Abstract  - Prior to the discovery of C4 photosynthesis by Hal Hatch and Roger Slack in 1966 there were clues that some plants partitioned photosynthesis between specific leaf cell types. Elucidation of the full C4 pathway rationalised this compartmentation, and since then it has become clear that the careful partitioning of photosynthesis between two cell types is found in almost all of the sixty-six lineages of plants known to have evolved the C4 pathway. However, the molecular mechanisms responsible for this patterning of gene expression have remained elusive. We recently reported a bipartite interaction between MYB and MYC transcription factors that is necessary and sufficient for expression in bundle sheath cells of the C3 model Arabidopsis thaliana. We now think this network also operates in C4 leaves, and I will provide evidence for this. Moreover, using Arabidopsis we have discovered additional regulatory elements that drive expression in bundle sheath cells, and I will discuss how these may be important for the evolution of C4 gene expression. Taken together, our data define transcription factors that can pattern gene expression to the cell types associated with C4 photosynthesis. The findings are consistent with the notion that during evolution of the pathway, C4 genes acquire pre-existing cis-elements such that they become subject to gene regulatory networks controlling cell specificity in the ancestral C3 state.

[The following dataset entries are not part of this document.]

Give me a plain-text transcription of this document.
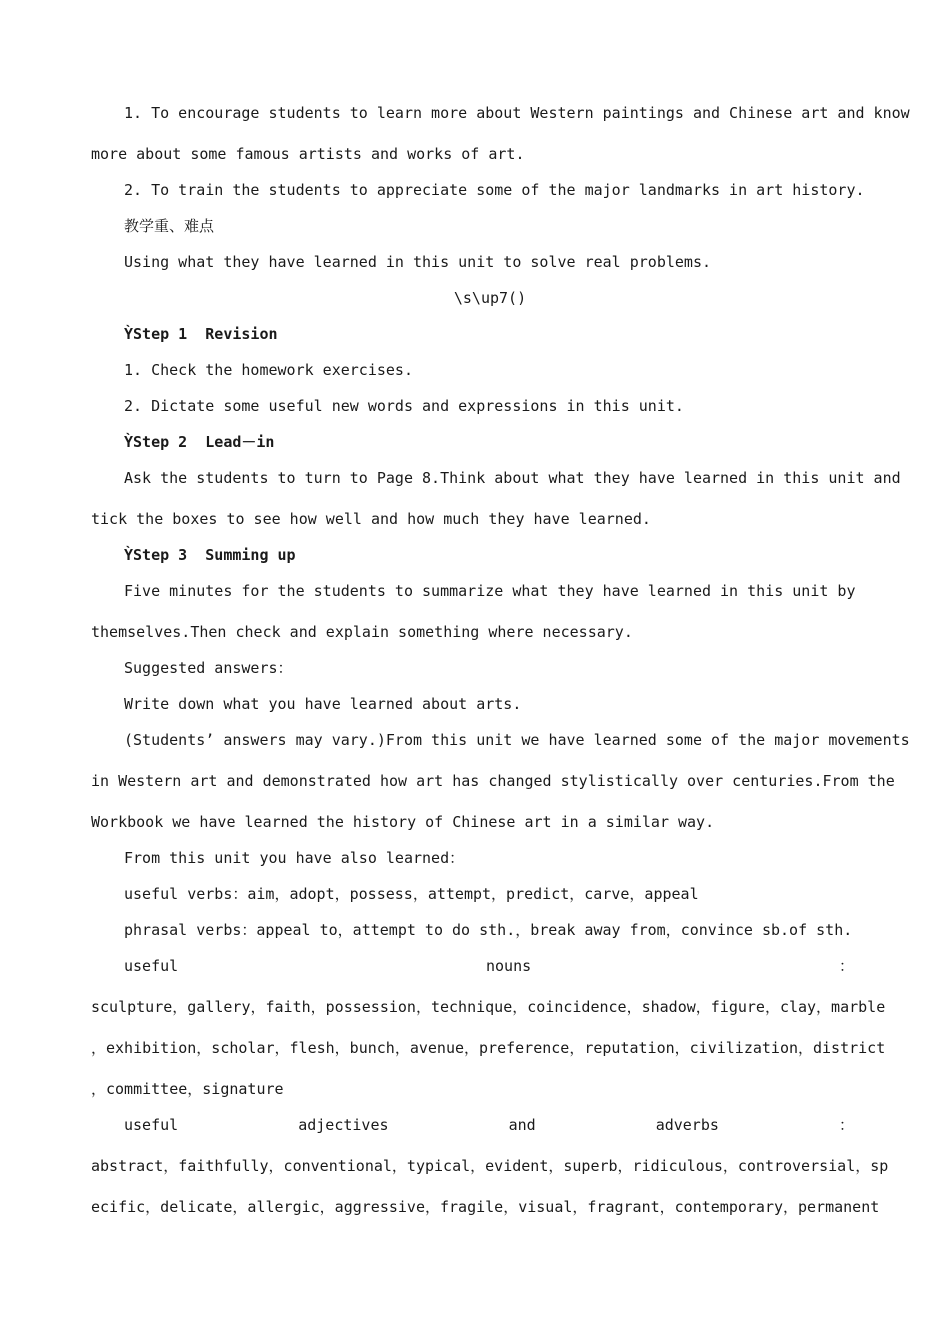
1. To encourage students to learn more about Western paintings and Chinese art and know
more about some famous artists and works of art.
2. To train the students to appreciate some of the major landmarks in art history.
教学重、难点
Using what they have learned in this unit to solve real problems.
\s\up7()
ỲStep 1  Revision
1. Check the homework exercises.
2. Dictate some useful new words and expressions in this unit.
ỲStep 2  Lead－in
Ask the students to turn to Page 8.Think about what they have learned in this unit and
tick the boxes to see how well and how much they have learned.
ỲStep 3  Summing up
Five minutes for the students to summarize what they have learned in this unit by
themselves.Then check and explain something where necessary.
Suggested answers：
Write down what you have learned about arts.
(Students’ answers may vary.)From this unit we have learned some of the major movements
in Western art and demonstrated how art has changed stylistically over centuries.From the
Workbook we have learned the history of Chinese art in a similar way.
From this unit you have also learned：
useful verbs：aim，adopt，possess，attempt，predict，carve，appeal
phrasal verbs：appeal to，attempt to do sth.，break away from，convince sb.of sth.
useful	nouns	：
sculpture，gallery，faith，possession，technique，coincidence，shadow，figure，clay，marble
，exhibition，scholar，flesh，bunch，avenue，preference，reputation，civilization，district
，committee，signature
useful	adjectives	and	adverbs	：
abstract，faithfully，conventional，typical，evident，superb，ridiculous，controversial，sp
ecific，delicate，allergic，aggressive，fragile，visual，fragrant，contemporary，permanent
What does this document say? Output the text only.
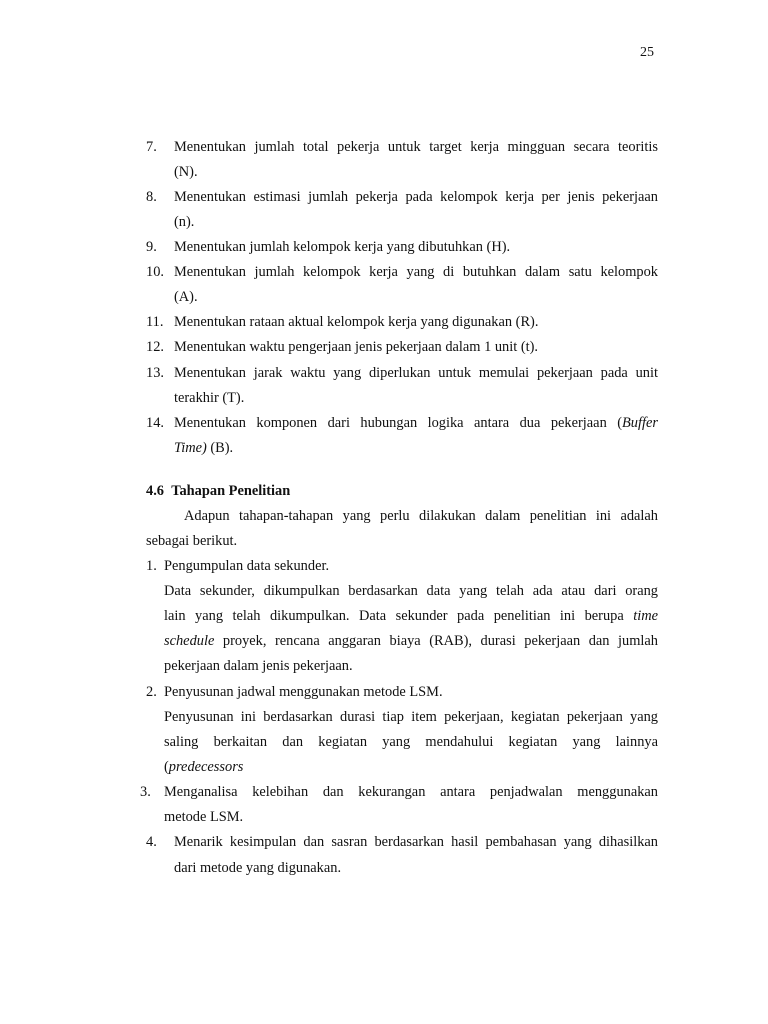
25
7. Menentukan jumlah total pekerja untuk target kerja mingguan secara teoritis
(N).
8. Menentukan estimasi jumlah pekerja pada kelompok kerja per jenis pekerjaan
(n).
9. Menentukan jumlah kelompok kerja yang dibutuhkan (H).
10. Menentukan jumlah kelompok kerja yang di butuhkan dalam satu kelompok
(A).
11. Menentukan rataan aktual kelompok kerja yang digunakan (R).
12. Menentukan waktu pengerjaan jenis pekerjaan dalam 1 unit (t).
13. Menentukan jarak waktu yang diperlukan untuk memulai pekerjaan pada unit
terakhir (T).
14. Menentukan komponen dari hubungan logika antara dua pekerjaan (Buffer
Time) (B).
4.6 Tahapan Penelitian
Adapun tahapan-tahapan yang perlu dilakukan dalam penelitian ini adalah
sebagai berikut.
1. Pengumpulan data sekunder.
Data sekunder, dikumpulkan berdasarkan data yang telah ada atau dari orang
lain yang telah dikumpulkan. Data sekunder pada penelitian ini berupa time
schedule proyek, rencana anggaran biaya (RAB), durasi pekerjaan dan jumlah
pekerjaan dalam jenis pekerjaan.
2. Penyusunan jadwal menggunakan metode LSM.
Penyusunan ini berdasarkan durasi tiap item pekerjaan, kegiatan pekerjaan yang
saling berkaitan dan kegiatan yang mendahului kegiatan yang lainnya
(predecessors
3. Menganalisa kelebihan dan kekurangan antara penjadwalan menggunakan
metode LSM.
4. Menarik kesimpulan dan sasran berdasarkan hasil pembahasan yang dihasilkan
dari metode yang digunakan.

Biography  - Julian is Professor of Photosynthesis at the University of Cambridge. His work has focused on identifying the ancestral role of C4 proteins in C3 plants and alterations to the regulation of genes encoding these proteins. Currently, his laboratory works on both dicot and monocot lineages that contain C3 and C4 species, and combines the use of synthetic biology, high throughput sequencing analysis and bioinformatics. Experiments are informed by phylogenetic reconstructions, and the long term aim is to better understand evolution of the complex C4 phenotype.